Today the fruits of this reform work are plain to see. Compare, for example, the first licensed human papillomavirus (HPV) vaccine in China, GlaxoSmithKline’s Cervarix, which was approved in 2016 a full decade after its US approval, with Merck’s Gardasil 9 HPV vaccine, which got the go-ahead from the CFDA just nine days into the review process, with overseas trial data taken into consideration.
Chinese competition and policy uncertainty remain a challenge
Of course, while regulatory reform has prompted an uptick in pharma investment in China, a number of uncertainties remain that will continue to give the industry pause. Domestic competition is a concern, especially as the country’s centralised control over drug policy and its history of protectionism and stimulation of domestic industries.
For a start, the Chinese drug manufacturing industry is growing fast on its own steam, especially in generics. The country’s drug firms won 38 generic approvals from the US Food and Drug Administration in 2017, up from 22 the year before. China’s pharma and biotech sector is one of the main focuses of President Xi Jinping’s ‘Made in China 2025’ strategy, and business is booming.
In June the Financial Times reported on the trend of executives from multinational pharma firms leaving for new positions at Chinese biotechs. Larger pharma firms such as Sino Biopharmaceutical and Jiangsu Hengrui are rapidly expanding their innovative capabilities, with Sino’s proprietary lung cancer drug Focus V (anlotinib) approved by the CFDA for third-line treatment of advanced non-small cell lung cancer this year.
Meanwhile, some regulations continue to leave pharma firms in the dark about the long-term stability of their Chinese operations.

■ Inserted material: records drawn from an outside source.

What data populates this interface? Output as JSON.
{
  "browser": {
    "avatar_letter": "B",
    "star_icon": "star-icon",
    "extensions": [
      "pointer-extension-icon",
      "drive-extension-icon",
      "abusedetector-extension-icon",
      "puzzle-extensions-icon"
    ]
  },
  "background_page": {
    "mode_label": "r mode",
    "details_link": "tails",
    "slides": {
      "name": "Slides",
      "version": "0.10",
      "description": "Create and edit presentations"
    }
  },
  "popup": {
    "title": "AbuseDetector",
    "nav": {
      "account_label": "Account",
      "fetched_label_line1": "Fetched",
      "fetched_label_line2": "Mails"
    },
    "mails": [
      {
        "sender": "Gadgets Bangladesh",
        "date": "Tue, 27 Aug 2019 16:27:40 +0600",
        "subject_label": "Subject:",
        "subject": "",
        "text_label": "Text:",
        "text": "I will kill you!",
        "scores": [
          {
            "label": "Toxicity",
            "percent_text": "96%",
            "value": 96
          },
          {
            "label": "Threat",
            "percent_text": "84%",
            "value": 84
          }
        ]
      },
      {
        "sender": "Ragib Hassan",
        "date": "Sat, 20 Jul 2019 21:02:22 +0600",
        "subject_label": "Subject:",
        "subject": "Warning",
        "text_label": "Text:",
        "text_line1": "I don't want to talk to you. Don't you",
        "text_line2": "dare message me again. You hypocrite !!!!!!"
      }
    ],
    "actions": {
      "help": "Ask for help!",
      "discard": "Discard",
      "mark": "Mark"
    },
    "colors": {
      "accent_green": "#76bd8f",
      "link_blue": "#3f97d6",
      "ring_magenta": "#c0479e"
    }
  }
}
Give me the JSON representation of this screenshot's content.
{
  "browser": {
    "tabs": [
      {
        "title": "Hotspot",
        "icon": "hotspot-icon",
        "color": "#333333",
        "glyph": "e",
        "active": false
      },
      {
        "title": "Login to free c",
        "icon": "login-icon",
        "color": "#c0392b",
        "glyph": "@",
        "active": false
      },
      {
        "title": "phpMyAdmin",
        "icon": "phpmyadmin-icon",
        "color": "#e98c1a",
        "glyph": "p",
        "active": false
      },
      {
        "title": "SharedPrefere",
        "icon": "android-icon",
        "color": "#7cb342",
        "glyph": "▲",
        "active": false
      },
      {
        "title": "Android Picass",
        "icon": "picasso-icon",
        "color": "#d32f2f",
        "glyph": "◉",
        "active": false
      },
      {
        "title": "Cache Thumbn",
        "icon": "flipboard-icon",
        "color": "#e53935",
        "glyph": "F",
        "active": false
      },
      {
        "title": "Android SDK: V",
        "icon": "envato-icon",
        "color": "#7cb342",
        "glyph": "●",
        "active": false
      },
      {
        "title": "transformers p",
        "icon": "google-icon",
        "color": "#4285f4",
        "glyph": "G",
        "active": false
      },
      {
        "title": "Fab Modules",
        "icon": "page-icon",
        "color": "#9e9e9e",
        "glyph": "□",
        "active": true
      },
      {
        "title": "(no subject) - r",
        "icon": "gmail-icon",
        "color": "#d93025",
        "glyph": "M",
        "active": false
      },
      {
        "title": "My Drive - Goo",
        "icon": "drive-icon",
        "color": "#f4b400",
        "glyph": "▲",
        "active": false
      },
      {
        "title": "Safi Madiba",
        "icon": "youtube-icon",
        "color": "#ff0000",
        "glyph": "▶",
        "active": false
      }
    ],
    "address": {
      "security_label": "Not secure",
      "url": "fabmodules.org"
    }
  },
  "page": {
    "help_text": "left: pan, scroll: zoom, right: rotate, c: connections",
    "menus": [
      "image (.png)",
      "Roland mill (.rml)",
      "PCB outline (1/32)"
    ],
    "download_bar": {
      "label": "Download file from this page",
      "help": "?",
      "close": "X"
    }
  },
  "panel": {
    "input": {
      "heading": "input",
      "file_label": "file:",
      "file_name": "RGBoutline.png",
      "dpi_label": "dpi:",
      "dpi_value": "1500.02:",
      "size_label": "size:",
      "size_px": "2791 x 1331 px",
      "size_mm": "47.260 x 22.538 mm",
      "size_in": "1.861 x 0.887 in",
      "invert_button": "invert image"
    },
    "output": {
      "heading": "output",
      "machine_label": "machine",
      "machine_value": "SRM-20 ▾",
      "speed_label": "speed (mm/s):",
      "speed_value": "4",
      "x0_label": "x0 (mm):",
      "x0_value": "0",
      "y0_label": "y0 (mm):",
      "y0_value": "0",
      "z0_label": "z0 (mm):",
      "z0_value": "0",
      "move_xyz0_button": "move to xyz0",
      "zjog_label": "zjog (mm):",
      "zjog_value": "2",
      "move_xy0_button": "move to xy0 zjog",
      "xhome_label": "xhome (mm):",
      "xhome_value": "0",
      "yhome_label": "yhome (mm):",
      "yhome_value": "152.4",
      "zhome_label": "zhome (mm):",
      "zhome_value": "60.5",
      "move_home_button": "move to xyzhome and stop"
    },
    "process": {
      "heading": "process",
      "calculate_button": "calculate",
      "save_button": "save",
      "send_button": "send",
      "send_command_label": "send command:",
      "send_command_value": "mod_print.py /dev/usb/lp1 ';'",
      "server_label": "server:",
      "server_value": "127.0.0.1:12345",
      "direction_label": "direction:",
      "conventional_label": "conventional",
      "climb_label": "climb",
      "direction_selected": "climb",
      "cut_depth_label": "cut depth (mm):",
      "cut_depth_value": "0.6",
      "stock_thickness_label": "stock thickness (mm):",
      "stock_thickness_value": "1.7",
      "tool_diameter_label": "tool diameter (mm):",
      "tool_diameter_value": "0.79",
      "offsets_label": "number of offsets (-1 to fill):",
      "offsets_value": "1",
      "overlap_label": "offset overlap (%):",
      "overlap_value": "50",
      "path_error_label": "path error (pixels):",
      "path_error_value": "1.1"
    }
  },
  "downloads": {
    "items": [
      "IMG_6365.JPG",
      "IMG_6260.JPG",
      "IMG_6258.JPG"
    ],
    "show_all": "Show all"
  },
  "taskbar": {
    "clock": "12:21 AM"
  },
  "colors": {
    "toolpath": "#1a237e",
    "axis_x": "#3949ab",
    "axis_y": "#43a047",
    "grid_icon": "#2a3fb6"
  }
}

And with central authorities likely to favour domestic manufacturing over foreign competitors, Pace cites being “forced to compete against domestic firms that are given an unfair advantage by the Chinese Government” as one of the key concerns for foreign companies.
Pharmaceutical companies are still required to maintain drug import licences in China.
“Pharmaceutical companies are still required to maintain drug import licences in China, which need to be renewed every five years,” says Pace. “Pfizer faced this issue when its Prevenar 7 [pneumococcal 7-valent conjugate], the only pneumococcal vaccine available in China at that time, was up for licence renewal in 2015. The government did not approve the renewal, resulting in Pfizer abruptly ceasing their vaccine sales in China. Pfizer did not comment on why its licence was not renewed, but the Beijing-based finance magazine CaiJin reported on an anonymous source who suggested that the licence was not renewed in order to give domestic pneumococcal vaccine development more time free from competition.”
While China may become the prime consideration for the pharma industry in the long-term as other markets continue to stagnate, for now the US is likely to maintain its position at the top of the pile in drug markets, not only because of the high prices achievable – the US spent $466.6bn on pharmaceuticals in 2017, compared to China’s $122.6bn – but also because of the relative stability of the market and its regulation.
“In the short-term, I don’t see China overtaking the US as the industry’s primary focus,” says Pace. “High drug prices help to drive investment in the US, but it is also a market with a relatively predictable regulatory environment, compared with China. Companies understand the US market, so it will take a long time for China to overtake the US.”